The Marianne's Kitchen of sharing, conversation, and learning continues with ongoing commentary, food reviews and food finds as we grow, cook and eat our food and sample local restaurants.

Saturday, April 25, 2015

Lessons from.a lifetime with Marian in the kitchen

Year 5….more new adventures

As we embark on Year 5 at Marianne’s Kitchen, we’d like to take a moment to reflect on our first four years in business.

This week, some national restaurant chains reported their financial results.  Some didn’t meet analysts’expectations; some beat them by a penny…because that’s great for your stock price.  But, my question, where is the reporting about whether these restaurant corporations met customers’ expectations?   You might say that financial results are a proxy for how well a chain is meeting customer expectations.   If people go there, the company makes money…..good financial results.  But what if there are very few food choices where you live….so you dine at these places because, frankly, that’s what is available.  Then, financial results may not be a good measure of how a company is meeting people’s expectations.
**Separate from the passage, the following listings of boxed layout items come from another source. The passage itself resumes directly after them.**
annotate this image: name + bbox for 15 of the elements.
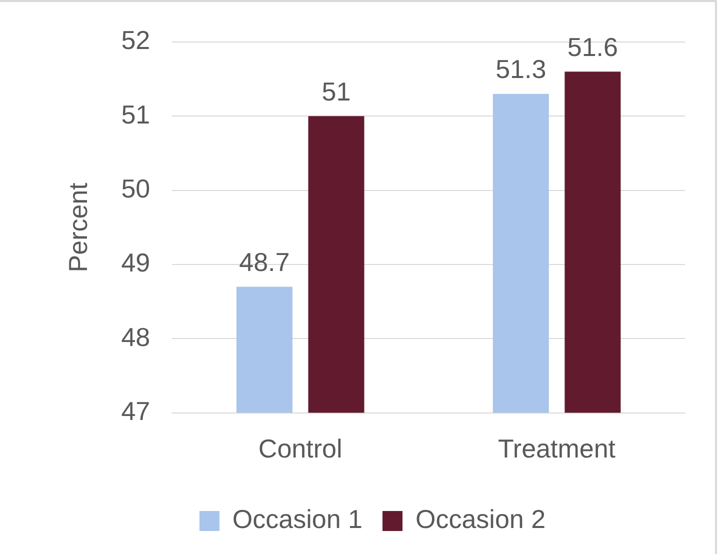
y-tick-label: 50 xyxy=(121,173,150,204)
x-tick-label: Control xyxy=(258,434,342,464)
data-label: 51.3 xyxy=(496,54,546,84)
y-tick-label: 49 xyxy=(121,248,150,278)
data-label: 51 xyxy=(322,76,351,106)
legend-label: Occasion 1 xyxy=(232,504,363,534)
data-label: 51.6 xyxy=(567,32,618,62)
y-tick-label: 52 xyxy=(121,25,150,56)
legend-label: Occasion 2 xyxy=(416,504,546,534)
y-tick-label: 48 xyxy=(121,322,150,352)
data-label: 48.7 xyxy=(239,246,290,277)
x-tick-label: Treatment xyxy=(498,434,616,464)
y-axis-title: Percent xyxy=(62,182,93,272)
y-tick-label: 51 xyxy=(121,99,150,130)
y-tick-label: 47 xyxy=(121,396,150,426)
We’ve lived in Shoreview for decades. Shoreview had very few dining options during our early years here.   Over time, more places opened…mostly corporate, chain places.  One exception was the Golden Quince….great coffee and tasty treats.   Another was Cajun Potluck….serving etouffe and gumbo from a pretty limited kitchen.  Both had great runs for a while. Kozlak’s had finer dining….but as a parent, who has time for that on a school day?

Over these years, we tried all of the places.   When your children are in school and they’re on traveling soccer and in Future Problem Solving and all of the other activities, and you work full time & more, you pick up food in a hurry because that’s all you have time to do.  Maybe not always the best choices…When you have time to stop and think about it, you wonder why there couldn’t be better choices—tasty, fresh, healthy (or healthier), quick, and not at premium prices.  A veggie drive-thru?
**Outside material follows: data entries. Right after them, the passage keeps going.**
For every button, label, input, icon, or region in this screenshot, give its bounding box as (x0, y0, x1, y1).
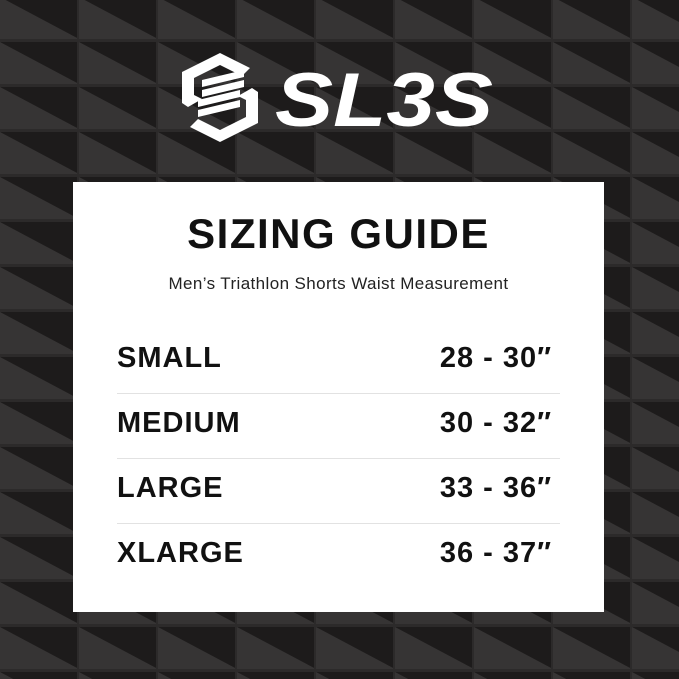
size-range: 36 - 37″ (439, 537, 552, 569)
brand-name: SL3S (275, 58, 493, 143)
subtitle: Men’s Triathlon Shorts Waist Measurement (168, 274, 509, 293)
size-row-small: SMALL 28 - 30″ (117, 328, 560, 394)
size-label: XLARGE (117, 537, 244, 569)
page-title: SIZING GUIDE (187, 210, 490, 257)
hexagon-s-stripes-icon (182, 53, 258, 142)
size-label: MEDIUM (117, 407, 241, 439)
size-row-medium: MEDIUM 30 - 32″ (117, 393, 560, 459)
size-range: 28 - 30″ (439, 342, 552, 374)
size-row-xlarge: XLARGE 36 - 37″ (117, 523, 560, 588)
size-row-large: LARGE 33 - 36″ (117, 458, 560, 524)
size-label: LARGE (117, 472, 224, 504)
sl3s-logo: SL3S (182, 53, 493, 143)
size-label: SMALL (117, 342, 222, 374)
size-range: 30 - 32″ (439, 407, 552, 439)
sizing-guide-card: SIZING GUIDE Men’s Triathlon Shorts Wais… (73, 182, 604, 612)
size-range: 33 - 36″ (439, 472, 552, 504)
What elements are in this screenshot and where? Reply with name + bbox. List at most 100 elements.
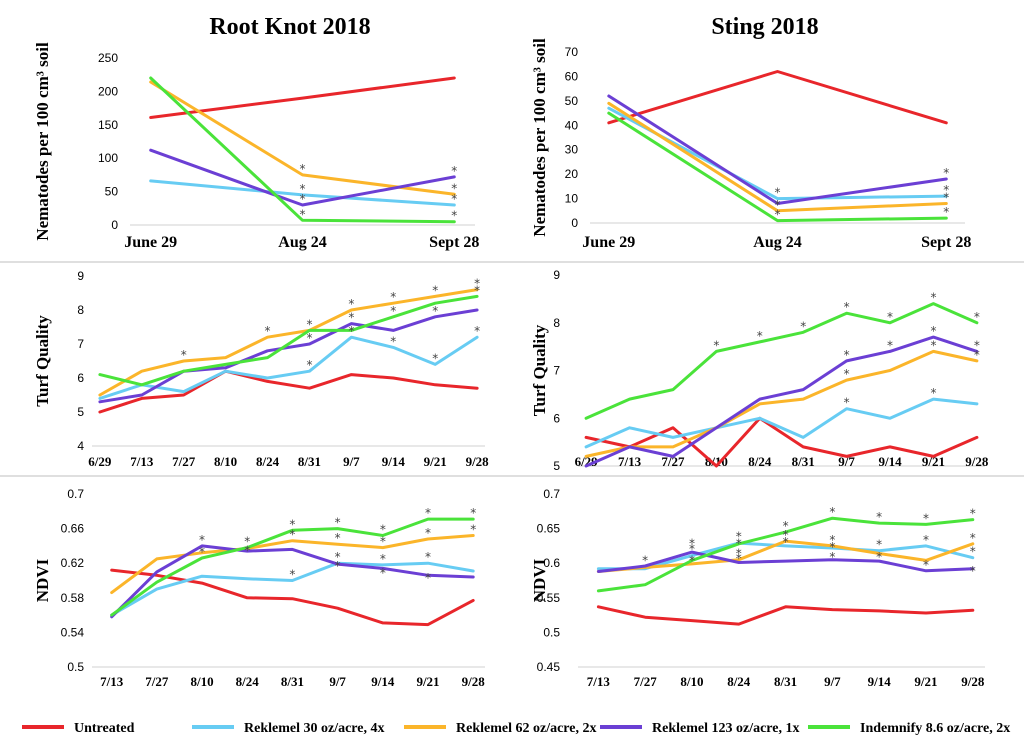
significance-star: *: [736, 529, 742, 543]
x-tick-label: 9/7: [838, 454, 855, 469]
legend: Untreated Reklemel 30 oz/acre, 4x Reklemel…: [22, 721, 1010, 736]
significance-star: *: [348, 311, 354, 325]
significance-star: *: [390, 290, 396, 304]
x-tick-label: 9/21: [424, 454, 447, 469]
significance-star: *: [380, 566, 386, 580]
significance-star: *: [829, 533, 835, 547]
series-line: [98, 308, 479, 404]
significance-star: *: [380, 552, 386, 566]
series-line: [584, 302, 979, 420]
significance-star: *: [306, 317, 312, 331]
x-tick-label: 9/28: [965, 454, 989, 469]
significance-star: *: [289, 517, 295, 531]
significance-star: *: [923, 558, 929, 572]
x-tick-label: Sept 28: [921, 234, 971, 251]
significance-star: *: [775, 186, 781, 200]
significance-star: *: [829, 505, 835, 519]
y-tick-label: 0.7: [543, 487, 560, 501]
significance-star: *: [689, 542, 695, 556]
significance-star: *: [306, 331, 312, 345]
x-tick-label: 7/13: [100, 674, 124, 689]
y-tick-label: 0.62: [61, 556, 85, 570]
significance-star: *: [425, 506, 431, 520]
series-line: [98, 288, 479, 397]
x-tick-label: 6/29: [88, 454, 112, 469]
y-tick-label: 200: [98, 84, 118, 98]
y-tick-label: 250: [98, 51, 118, 65]
y-tick-label: 10: [565, 192, 579, 206]
x-tick-label: 8/24: [256, 454, 280, 469]
x-tick-label: 8/10: [214, 454, 237, 469]
significance-star: *: [470, 523, 476, 537]
x-tick-label: 7/27: [661, 454, 685, 469]
y-axis-label: Turf Quality: [33, 315, 52, 407]
series-line: [110, 544, 475, 619]
significance-star: *: [689, 554, 695, 568]
series-line: [607, 70, 948, 125]
significance-star: *: [425, 526, 431, 540]
y-tick-label: 0.54: [61, 625, 85, 639]
x-tick-label: Sept 28: [429, 234, 479, 251]
y-axis-label: Nematodes per 100 cm³ soil: [530, 38, 549, 237]
y-tick-label: 7: [553, 364, 560, 378]
significance-star: *: [970, 531, 976, 545]
root-knot-ndvi-chart: NDVI 0.5 0.54 0.58 0.62 0.66 0.7 7/13 7/27 8/10 8/…: [33, 487, 485, 689]
y-tick-label: 60: [565, 69, 579, 83]
significance-star: *: [380, 523, 386, 537]
y-axis-label: NDVI: [33, 558, 52, 602]
y-tick-label: 0: [111, 218, 118, 232]
significance-star: *: [970, 507, 976, 521]
x-tick-label: 7/27: [172, 454, 196, 469]
x-tick-label: 9/7: [343, 454, 360, 469]
significance-star: *: [943, 190, 949, 204]
significance-star: *: [306, 358, 312, 372]
significance-star: *: [876, 550, 882, 564]
x-tick-label: 7/13: [618, 454, 642, 469]
y-tick-label: 8: [77, 303, 84, 317]
significance-star: *: [887, 338, 893, 352]
significance-star: *: [300, 207, 306, 221]
significance-star: *: [470, 506, 476, 520]
series-line: [149, 148, 456, 207]
y-tick-label: 6: [553, 411, 560, 425]
significance-star: *: [432, 283, 438, 297]
significance-star: *: [348, 297, 354, 311]
significance-star: *: [474, 277, 480, 291]
significance-star: *: [300, 192, 306, 206]
y-tick-label: 4: [77, 439, 84, 453]
y-tick-label: 6: [77, 371, 84, 385]
series-line: [607, 94, 948, 205]
significance-star: *: [199, 533, 205, 547]
significance-star: *: [432, 304, 438, 318]
x-tick-label: 9/28: [462, 674, 486, 689]
significance-star: *: [923, 511, 929, 525]
significance-star: *: [425, 550, 431, 564]
significance-star: *: [930, 291, 936, 305]
significance-star: *: [736, 552, 742, 566]
significance-star: *: [876, 510, 882, 524]
y-tick-label: 9: [77, 269, 84, 283]
series-line: [98, 369, 479, 414]
series-line: [110, 534, 475, 595]
series-line: [584, 335, 979, 468]
y-tick-label: 50: [105, 185, 119, 199]
significance-star: *: [451, 164, 457, 178]
x-tick-label: 8/24: [748, 454, 772, 469]
significance-star: *: [199, 545, 205, 559]
significance-star: *: [390, 334, 396, 348]
x-tick-label: 7/13: [587, 674, 611, 689]
series-line: [584, 416, 979, 468]
y-tick-label: 40: [565, 118, 579, 132]
significance-star: *: [800, 319, 806, 333]
series-line: [149, 76, 456, 119]
significance-star: *: [876, 538, 882, 552]
legend-label: Reklemel 123 oz/acre, 1x: [652, 721, 799, 736]
series-line: [110, 517, 475, 617]
significance-star: *: [181, 348, 187, 362]
x-tick-label: 9/7: [824, 674, 841, 689]
significance-star: *: [974, 348, 980, 362]
x-tick-label: 8/31: [281, 674, 304, 689]
significance-star: *: [474, 324, 480, 338]
significance-star: *: [844, 348, 850, 362]
significance-star: *: [689, 536, 695, 550]
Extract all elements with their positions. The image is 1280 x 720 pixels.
Was it possible to make great tasting, healthier food options at affordable prices that you could pick up or quickly eat in?  Could we do it?

Anne spent 11 or 12 years making quick food.   I’m glad much of that was at Wendy’s, where fresh vegetables were prepared every day (we won’t talk about the deep fryer, filtering the grease, etc).  Her stints at Chipotle and Baja Sol gave her different spins on the food world.  There was never any doubt that Anne could make things fast.  We just had to see if we could make them healthier, fresher, tastier, with local ingredients or interesting spicing or with a view of a flavor palette from places other than hamburger and fries’ land.  What kinds of foods would be fun and flavorful and full of variety?  That’s where the idea of Marianne’s Kitchen was hatched.
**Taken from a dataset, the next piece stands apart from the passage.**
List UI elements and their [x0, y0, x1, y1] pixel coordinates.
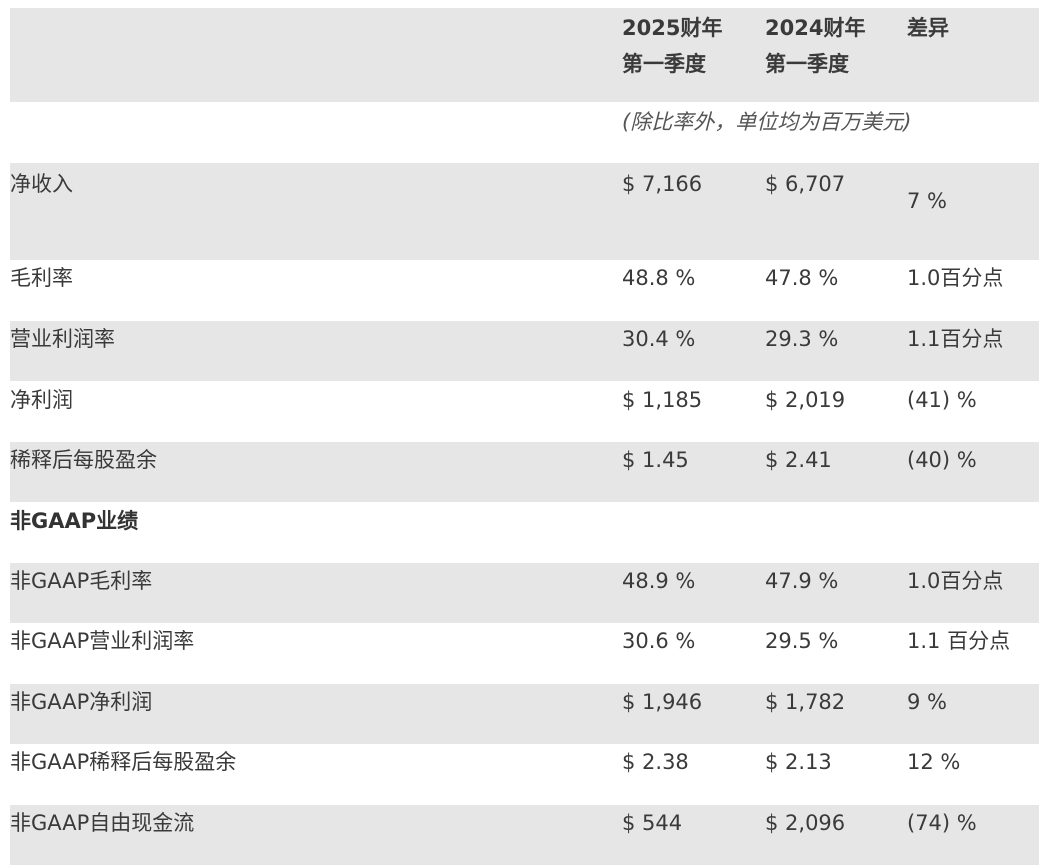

 My Aunt Marian made great food…from theg arden in the backyard, from her Polish heritage, from her days as a waitress at Coleman’s, from memories of her childhood in Hibbing gathering wild blueberries.  Some of it was simple, some complex…all delicious.   She packed lunches for my uncle to take to work on the railroad—full of fresh ingredients from his garden, kept cool by a Mason jar filled with ice.   Gee, coincidence that Marianne’s is in a building that looks like a depot on a railroad track?

From being in Marian’s kitchen, I learned to love interesting food; to try things I’d never eaten before, to take fresh ingredients and eat them fresh or eat them prepared or eat them later in jars when winter was very cold and the red delicious apples were the only selection at the grocery store. Marian canned tomatoes and made freezer jam and homemade root beer and dandelion wine (oh boy,you couldn’t drink too much of that).  She made food from the world around her.   She raised her child, worked in others’ houses, welcomed everyone into her kitchen (even the ‘odd’ ones…..fill that in with your own mental family picture), re-created furniture from old furniture because who could afford new furniture…..but created interesting meals every day.   One day she said ‘you know, it’s hard to think of something new to make every day….but who wants to eat the same thing all the time?”   I agree.

So every day at Marianne’s, we try to make something new or different.  We don’t have tomato basil soup every Tuesday and we don’t have a pita every Thursday.  Yes, we have a basic menu for those who want to count on finding a choice they like when they come in.   But every day we try to come up with something with a new spin, with a grain you’ve never tried (sometimes never heard of), with an option for soup or fruit & yogurt, or some kind of salad (pasta, potato, quinoa, couscous…….), with a flavor from another culture or place or family recipe.

And we needed a pantry.  Marian’s pantry offered great variety (and an occasional exploding bottle of root beer)…a veritable toy store for the eyes and tastebuds.   How many of you have never eaten a mustard pickle?   We offered jars for $5 each for our anniversary—thanks to those who gave ‘em a try.

Marian is smiling.   How about tomato jam, chow chow, screaming hot pickled peppers, wild huckleberry jam, blue corn waffles, or tomatillo salsa?   Marian would have made them or tried them and shared them so that you could taste them, too.

It’s hard to come up with something new to make every day.   Yup, it is.   But I don’t want to eat the same thing every day.   If you agree, come on in, try a new food or recipe for a food you know, share a

laugh (John will make that happen), and hopefully, spend a minute in ‘Marian’s kitchen’---the place where I was welcomed and could try something new and share a laugh (sometimes with the ‘odd’ ones)—always a place of conversation and joy and love.  …and yes, Marian is here every day.